|Canon Charles Kenny|
We do have UUP leader Mike Nesbitt telling party members over the weekend urging them not to dance to the republican tune over the issue of marriage equality. A DUP health minister seemingly incapable of looking purely at the same science as the rest of UK when it comes to MSM* (men who have had sex with men) even if over 12 months ago giving blood.
The politicisation of the LGBT agenda by Nesbitt at the weekend is a sad movement towards a new sectarianism. As I pointed out on Saturday the campaign for equal marriage in Northern Ireland is not solely on one side of the old Catholic/Protestant divide, nor is it split between LGBT and heterosexual communities there are many straight people in loving relationships or singlehood who also support the right of same-sex couples to marry not merely be civil partners.
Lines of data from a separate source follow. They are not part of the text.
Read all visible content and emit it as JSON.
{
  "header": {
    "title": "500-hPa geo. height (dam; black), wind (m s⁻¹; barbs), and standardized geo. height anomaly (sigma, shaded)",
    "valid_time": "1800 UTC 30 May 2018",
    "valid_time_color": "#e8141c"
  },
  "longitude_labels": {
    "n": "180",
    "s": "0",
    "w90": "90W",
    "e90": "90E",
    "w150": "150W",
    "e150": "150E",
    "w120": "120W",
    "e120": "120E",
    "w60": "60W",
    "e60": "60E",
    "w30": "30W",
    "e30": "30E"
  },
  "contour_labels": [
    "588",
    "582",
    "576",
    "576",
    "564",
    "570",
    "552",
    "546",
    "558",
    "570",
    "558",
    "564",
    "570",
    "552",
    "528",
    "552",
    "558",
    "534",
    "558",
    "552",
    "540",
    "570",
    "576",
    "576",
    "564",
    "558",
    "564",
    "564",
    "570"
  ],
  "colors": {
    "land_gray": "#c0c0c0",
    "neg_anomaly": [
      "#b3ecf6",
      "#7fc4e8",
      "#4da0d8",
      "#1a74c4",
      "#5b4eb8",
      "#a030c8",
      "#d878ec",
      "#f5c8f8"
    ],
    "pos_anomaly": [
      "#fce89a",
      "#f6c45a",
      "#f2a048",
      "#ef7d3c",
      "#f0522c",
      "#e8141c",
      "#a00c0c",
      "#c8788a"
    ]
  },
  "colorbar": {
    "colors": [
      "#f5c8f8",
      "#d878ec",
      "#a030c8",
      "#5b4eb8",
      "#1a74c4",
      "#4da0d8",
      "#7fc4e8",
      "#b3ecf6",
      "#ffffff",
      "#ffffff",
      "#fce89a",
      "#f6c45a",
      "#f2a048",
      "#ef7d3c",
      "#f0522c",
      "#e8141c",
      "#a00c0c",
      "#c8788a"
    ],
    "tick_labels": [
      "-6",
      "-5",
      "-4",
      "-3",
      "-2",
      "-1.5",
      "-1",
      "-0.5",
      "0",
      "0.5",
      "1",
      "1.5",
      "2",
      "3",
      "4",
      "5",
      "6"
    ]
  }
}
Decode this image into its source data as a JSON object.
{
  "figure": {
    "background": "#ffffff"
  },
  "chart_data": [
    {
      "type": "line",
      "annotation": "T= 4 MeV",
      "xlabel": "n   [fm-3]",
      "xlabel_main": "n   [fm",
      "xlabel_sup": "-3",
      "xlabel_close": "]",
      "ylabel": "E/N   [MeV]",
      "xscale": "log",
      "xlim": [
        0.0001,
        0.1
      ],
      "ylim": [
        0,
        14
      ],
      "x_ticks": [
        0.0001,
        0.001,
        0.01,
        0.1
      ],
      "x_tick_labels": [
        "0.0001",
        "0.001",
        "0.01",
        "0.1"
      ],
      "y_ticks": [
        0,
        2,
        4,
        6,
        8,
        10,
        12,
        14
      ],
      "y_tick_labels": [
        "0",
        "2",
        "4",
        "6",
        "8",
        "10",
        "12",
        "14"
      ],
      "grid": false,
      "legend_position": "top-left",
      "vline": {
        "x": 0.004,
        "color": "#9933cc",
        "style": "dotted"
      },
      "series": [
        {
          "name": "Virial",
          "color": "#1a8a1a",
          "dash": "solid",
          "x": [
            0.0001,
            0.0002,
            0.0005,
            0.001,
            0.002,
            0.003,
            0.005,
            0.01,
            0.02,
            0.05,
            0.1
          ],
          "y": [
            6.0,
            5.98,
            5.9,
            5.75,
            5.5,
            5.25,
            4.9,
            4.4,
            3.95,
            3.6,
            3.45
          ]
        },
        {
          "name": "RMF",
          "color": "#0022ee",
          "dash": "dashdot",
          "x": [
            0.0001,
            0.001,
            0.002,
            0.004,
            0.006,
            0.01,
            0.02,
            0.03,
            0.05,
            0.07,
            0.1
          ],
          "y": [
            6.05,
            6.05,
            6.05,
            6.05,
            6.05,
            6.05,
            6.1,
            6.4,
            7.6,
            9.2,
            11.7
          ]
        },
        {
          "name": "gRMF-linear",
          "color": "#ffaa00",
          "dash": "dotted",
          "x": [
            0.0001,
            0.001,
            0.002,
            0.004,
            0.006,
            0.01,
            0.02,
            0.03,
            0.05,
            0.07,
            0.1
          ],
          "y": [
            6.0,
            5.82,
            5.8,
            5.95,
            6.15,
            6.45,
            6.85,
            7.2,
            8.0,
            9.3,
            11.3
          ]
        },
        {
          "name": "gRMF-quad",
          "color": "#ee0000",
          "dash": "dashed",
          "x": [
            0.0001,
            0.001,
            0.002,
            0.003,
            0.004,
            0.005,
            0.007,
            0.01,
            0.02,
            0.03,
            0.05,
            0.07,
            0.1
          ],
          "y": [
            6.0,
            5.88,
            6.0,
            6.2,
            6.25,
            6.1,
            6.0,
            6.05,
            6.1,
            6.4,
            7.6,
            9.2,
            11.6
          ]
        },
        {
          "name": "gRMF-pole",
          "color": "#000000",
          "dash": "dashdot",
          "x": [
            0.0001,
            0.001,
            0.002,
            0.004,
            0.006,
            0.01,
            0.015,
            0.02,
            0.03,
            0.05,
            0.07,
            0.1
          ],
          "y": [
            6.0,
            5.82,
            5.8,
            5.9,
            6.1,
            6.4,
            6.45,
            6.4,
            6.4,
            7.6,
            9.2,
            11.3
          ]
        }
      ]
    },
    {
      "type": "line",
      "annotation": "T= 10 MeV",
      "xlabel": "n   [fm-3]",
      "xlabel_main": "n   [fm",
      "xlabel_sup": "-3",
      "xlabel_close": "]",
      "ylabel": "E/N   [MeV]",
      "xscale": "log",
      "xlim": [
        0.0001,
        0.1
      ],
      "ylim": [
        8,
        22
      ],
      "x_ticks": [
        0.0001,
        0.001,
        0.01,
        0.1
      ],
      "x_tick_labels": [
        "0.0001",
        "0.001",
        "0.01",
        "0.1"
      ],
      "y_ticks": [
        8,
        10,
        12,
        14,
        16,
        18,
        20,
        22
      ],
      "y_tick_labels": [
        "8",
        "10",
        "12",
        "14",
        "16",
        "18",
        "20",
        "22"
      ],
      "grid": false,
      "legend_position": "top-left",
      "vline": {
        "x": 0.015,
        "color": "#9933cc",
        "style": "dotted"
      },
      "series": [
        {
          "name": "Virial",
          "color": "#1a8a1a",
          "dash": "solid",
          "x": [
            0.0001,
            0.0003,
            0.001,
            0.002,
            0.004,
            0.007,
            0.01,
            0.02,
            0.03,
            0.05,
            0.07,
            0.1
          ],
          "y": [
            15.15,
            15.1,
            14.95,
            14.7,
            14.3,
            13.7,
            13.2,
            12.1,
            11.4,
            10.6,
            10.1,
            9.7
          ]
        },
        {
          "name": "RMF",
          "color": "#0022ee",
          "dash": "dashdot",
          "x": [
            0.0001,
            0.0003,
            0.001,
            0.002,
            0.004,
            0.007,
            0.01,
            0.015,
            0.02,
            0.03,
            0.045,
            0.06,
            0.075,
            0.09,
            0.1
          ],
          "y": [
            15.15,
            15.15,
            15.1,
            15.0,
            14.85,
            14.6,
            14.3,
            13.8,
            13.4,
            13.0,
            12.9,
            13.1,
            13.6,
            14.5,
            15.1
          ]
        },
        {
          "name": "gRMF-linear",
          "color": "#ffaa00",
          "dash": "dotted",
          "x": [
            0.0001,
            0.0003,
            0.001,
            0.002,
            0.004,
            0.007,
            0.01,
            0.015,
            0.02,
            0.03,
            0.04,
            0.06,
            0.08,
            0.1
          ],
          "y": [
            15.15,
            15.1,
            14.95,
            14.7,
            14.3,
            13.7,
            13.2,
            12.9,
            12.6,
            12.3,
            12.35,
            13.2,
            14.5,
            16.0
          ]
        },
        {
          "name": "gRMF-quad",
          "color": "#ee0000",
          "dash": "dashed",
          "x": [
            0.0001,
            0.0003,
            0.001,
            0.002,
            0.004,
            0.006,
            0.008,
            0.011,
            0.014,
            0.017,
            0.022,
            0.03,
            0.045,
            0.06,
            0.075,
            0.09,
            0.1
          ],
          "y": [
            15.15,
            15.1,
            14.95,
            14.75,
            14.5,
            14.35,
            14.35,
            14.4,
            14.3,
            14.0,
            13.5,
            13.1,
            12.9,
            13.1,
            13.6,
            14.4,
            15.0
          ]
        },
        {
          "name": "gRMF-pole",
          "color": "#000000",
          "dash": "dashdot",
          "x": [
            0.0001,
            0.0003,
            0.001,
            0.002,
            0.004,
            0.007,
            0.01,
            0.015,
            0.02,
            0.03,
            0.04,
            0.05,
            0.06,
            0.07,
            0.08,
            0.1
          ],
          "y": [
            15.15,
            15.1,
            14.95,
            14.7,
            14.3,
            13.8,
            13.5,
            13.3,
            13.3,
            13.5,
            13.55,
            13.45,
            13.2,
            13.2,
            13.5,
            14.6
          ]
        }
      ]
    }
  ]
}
Looking at the way questions are put in Stormont on LGBT issues there is divide in how they are put. From the nationalists, Alliance or Greens they are looking at ways to extend equality for the sector, while the Unionist side (admittedly largely Jim McAllister) seem largely negative in nature. So there is a difference in the way the two sides (as defined by the Belfast Agreement) in Stormont do seem to be approaching LGBT issues.
It is a sad state of affairs that a community that is neither nationalist nor unionist, protestant nor catholic should largely find advocates on the nationalist side of the chamber or through those that identify as other. There are few in the UUP, such as Basil McCrea and John McCallister, who have openly engaged with the LGBT sector for many years. However, the UUP are a party that all too often shows that a number of their members are not prepared to stand up for equality when it is an equality issue based on factors that should not be an influence on a representative for all.
What I find most bizarre on a number of LGBT issues is the fact that unionists look at what the rest of the island of Ireland is doing while the nationalists are arguing for Northern Ireland to follow the lead of the rest of the UK. If anything the LGBT issue has resulted in reverse sectarianism leading to those of us who are not republican or nationalist working closely with those from parties that are to seek to become equal with our LGBT family in England, Scotland and Wales.
The LGBT community in Northern Ireland is not being offered the same rights as the LGBT community in England, Scotland and Wales. Our pride marches may as well be put on a par with the civil rights marches in the 60s when Catholics in Northern Ireland were protesting that they were not on a par with Catholics elsewhere in the UK. In that sense it may well be that the denial of LGBT equality with the rest of the UK is some sort of new sectarianism.
In the fourteen years since the devolution of power to the three Celtic nations of the UK there has been a movement of greater LGBT legislation, the only part of this to have come into force in Northern Ireland was Civil Partnerships and that only while the Assembly was in suspension and Northern Ireland was returned to direct rule. In a sense the LGBT community of Northern Ireland may have been adversely affected by devolution coming when it did. Although even under Westminster we lagged 14 years behind on decriminalisation of homosexual acts (although the 1968 Act was during the time of the last Northern Ireland Parliament which ended in 1972).
Canon Kenny may have a point that the LGBT community may be becoming the new target either directly or indirectly as the new them and us situation from the Unionist politicians, although many of the LGBT community would self identify as unionist in outlook. Does this account for homophobia as being the new sectarianism?
Sadly there appears to be less ability in Northern Ireland to take action against hate speech against the LGBT community. The Iris Robinson case being a prime example where after 12 months the PSNI considered she had no case to answer. The reason being that all too often such language is lifted straight from the bible even if in 400 year old language, which appears to be reason enough to avoid being called hate speech even when it is used in a provocative way. Yet any attempt to reply by even one individual to a group waving such placards is often blasted by our elected representatives or seen as a way to try and shut us up altogether.
Maybe there is more to Canon Kenny's statement, after all he isn't the first to point to institutionalised homophobia here in Northern Ireland. If we are facing a fight against a new sectarianism we are going to have to show that we are right there in the midst of those who consider us repugnant, perverse, an abomination or whatever term they want to attach to us.
* The distinction is important as actively gay men are still banned for live from giving blood, even if they only are in a life long monogamous relationship and/or only practice safer sex.